Producing the hex string

90988c9befe5ea3f5a91effe03060a8714dfc20088415570b394ce9cd32be718

Now this got confusing at this point of time. I got 3 strings and not knowing what to do with them. I failed so many times XORing the strings creatively LOL.

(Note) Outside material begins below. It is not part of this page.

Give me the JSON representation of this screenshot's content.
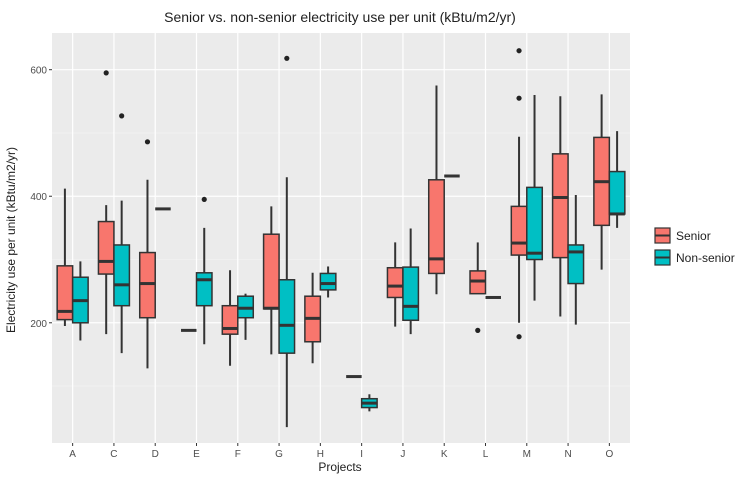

Later did I realise the ineedtoopenlocks is a hint to KEY
And initialisation12 is a huge hint to IV
And the third string could be our ciphertext. By this time one would consider it to be AES encrypted.
Which mode?
The mode which has IV and should be easy to guess :- CBC

from Crypto.Cipher import AES
part_1 = "696e656564746f6f70656e6c6f636b73"
part_2 = "696e697469616c69736174696f6e3132"
bin_decoded_m2 = "90988c9befe5ea3f5a91effe03060a8714dfc20088415570b394ce9cd32be718"
p1 = bytes.fromhex(part_1)
p2 = bytes.fromhex(part_2)
p3 = bytes.fromhex(bin_decoded_m2)

cipher = AES.new(p1, AES.MODE_CBC, IV=p2)
flag = cipher.decrypt(p3)
print(flag.decode())

ractf{3Asy_F1aG_0n_aEs_rAcTf} and we get our flag sans padding!